The Senator went on to ask why this has become such a habit and why the department could not figure out what it needed when it submitted its budget or for that matter, why the department has not figured out a more efficient way to deliver the same services. While officials explained that they are working on it, the observation by the Senator was on point, why was it taking so long for the departments of education and health to figure out how to better deliver those services.

Unfortunately, this is the problem that has led to the financial crisis now faced by the state. It is so much easier to do things as they always have been done. Change comes all too slowly in the public sector. The result is that government has become a monolith that cannot move with agility or provide services at the least cost.

Lawmakers need to quit making excuses for their inability to reduce spending and the size of state government. Either they take the task into hand and cut the size of government or get out of office. There are no if’s, ands or buts, for if they do not pare down the size of the state budget, rein in the number of positions, Hawaii as a whole will be doomed. The time is over for lawmakers, as well as taxpayers, to cross their fingers and squint their eyes tightly in hopes that the economy is going to turn around.
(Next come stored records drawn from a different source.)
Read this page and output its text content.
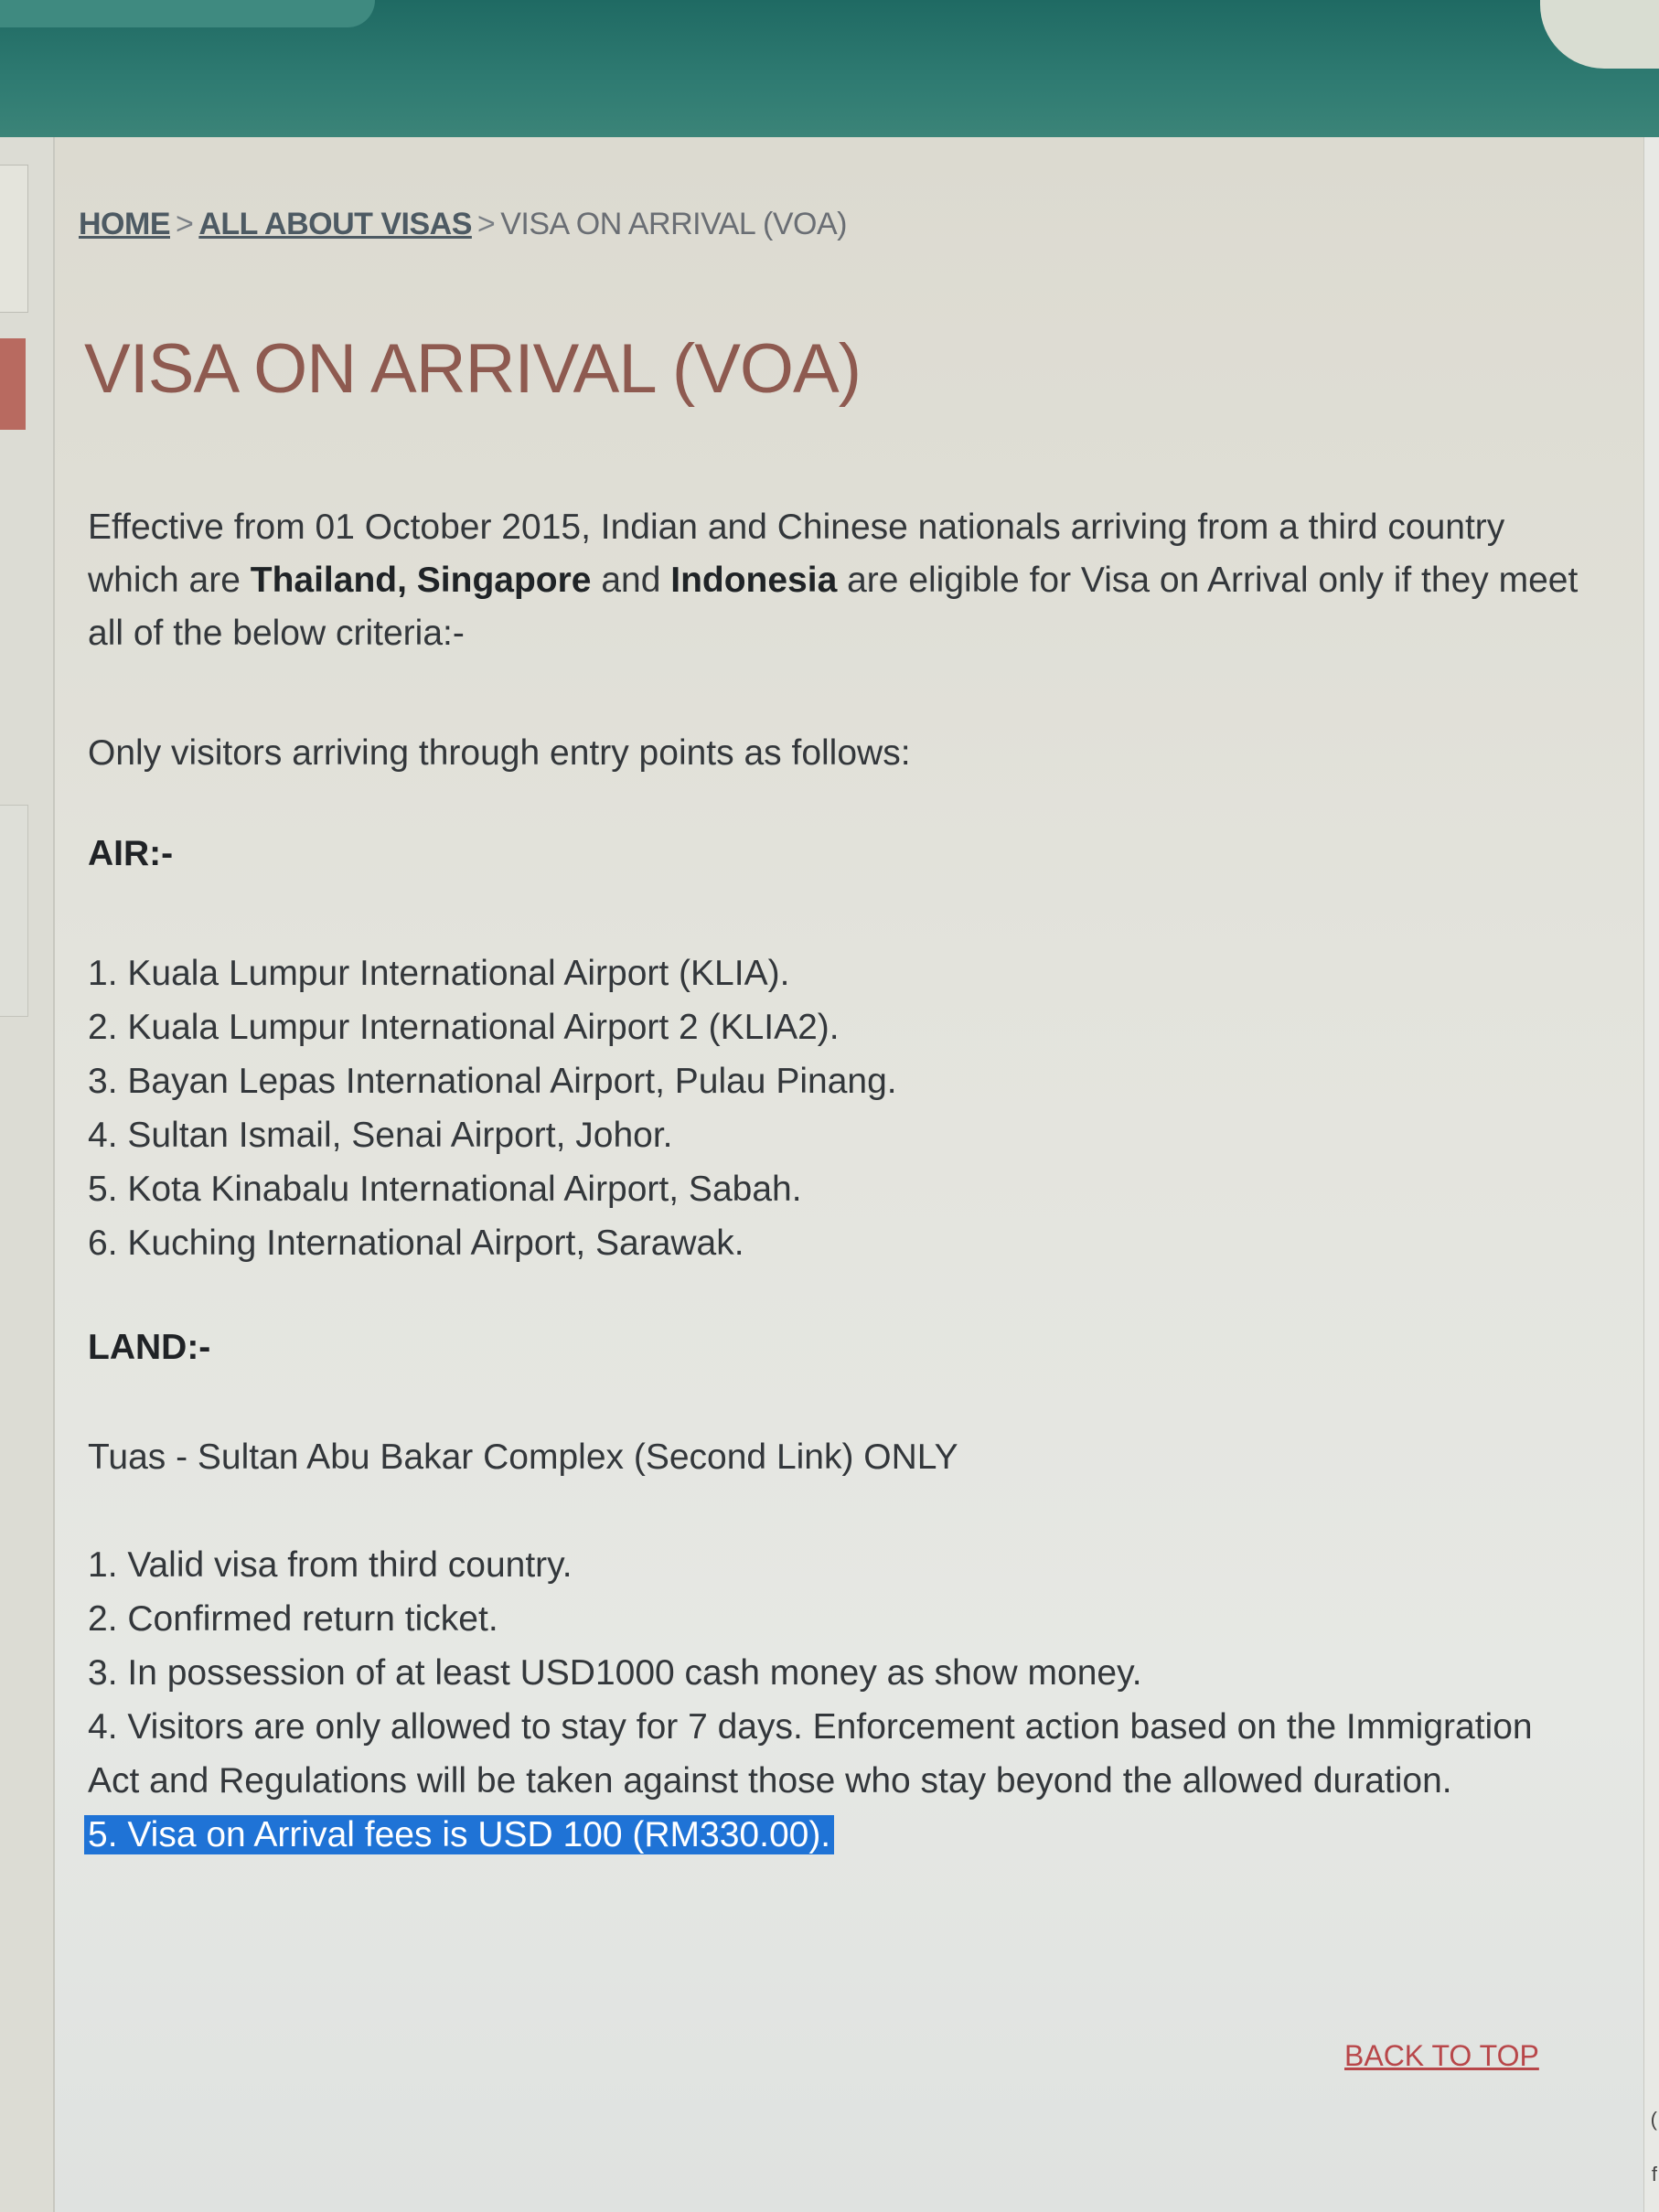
(
f
HOME > ALL ABOUT VISAS > VISA ON ARRIVAL (VOA)
VISA ON ARRIVAL (VOA)

Effective from 01 October 2015, Indian and Chinese nationals arriving from a third country which are Thailand, Singapore and Indonesia are eligible for Visa on Arrival only if they meet all of the below criteria:-

Only visitors arriving through entry points as follows:

AIR:-

1. Kuala Lumpur International Airport (KLIA).
2. Kuala Lumpur International Airport 2 (KLIA2).
3. Bayan Lepas International Airport, Pulau Pinang.
4. Sultan Ismail, Senai Airport, Johor.
5. Kota Kinabalu International Airport, Sabah.
6. Kuching International Airport, Sarawak.

LAND:-

Tuas - Sultan Abu Bakar Complex (Second Link) ONLY

1. Valid visa from third country.
2. Confirmed return ticket.
3. In possession of at least USD1000 cash money as show money.
4. Visitors are only allowed to stay for 7 days. Enforcement action based on the Immigration Act and Regulations will be taken against those who stay beyond the allowed duration.
5. Visa on Arrival fees is USD 100 (RM330.00).
BACK TO TOP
Not only will the size and cost of government continue to grow by doing nothing, but the lack of change will only confirm what everyone has come to learn, that there is a lack of leadership in government.

Now, those in office might consider this heresy, but think about it. Because our political leaders are unwilling to change, unwilling to reduce the size of government and therefore unable to reduce the heavy burden of taxes and regulations on businesses and individuals, people have lost hope and become more cynical and distrustful of their elected officials. People no longer believe what their political leaders tell them. As a result, it is and will be difficult for those in office to turn the ship of state if they continue on the path of status quo.

Is all lost? No, lawmakers have just over twenty-five working days to redeem themselves and regain the confidence of the public. The question is – will they be able to reduce the size of government and therefore alleviate the pressure for any tax increases like those proposed by the administration? Will they be able to actually find ways to pay for the alleviation of the pyramiding effect of the general excise tax and to exempt exported services from the tax?

True, elected officials have not been good stewards of our tax dollars or for that matter of our community. But the message was sent last November, “It is the economy, lo-lo!” Only time will tell, but in the meantime, keep reminding your legislature that they have a promise to fulfill and a trust that cannot be broken.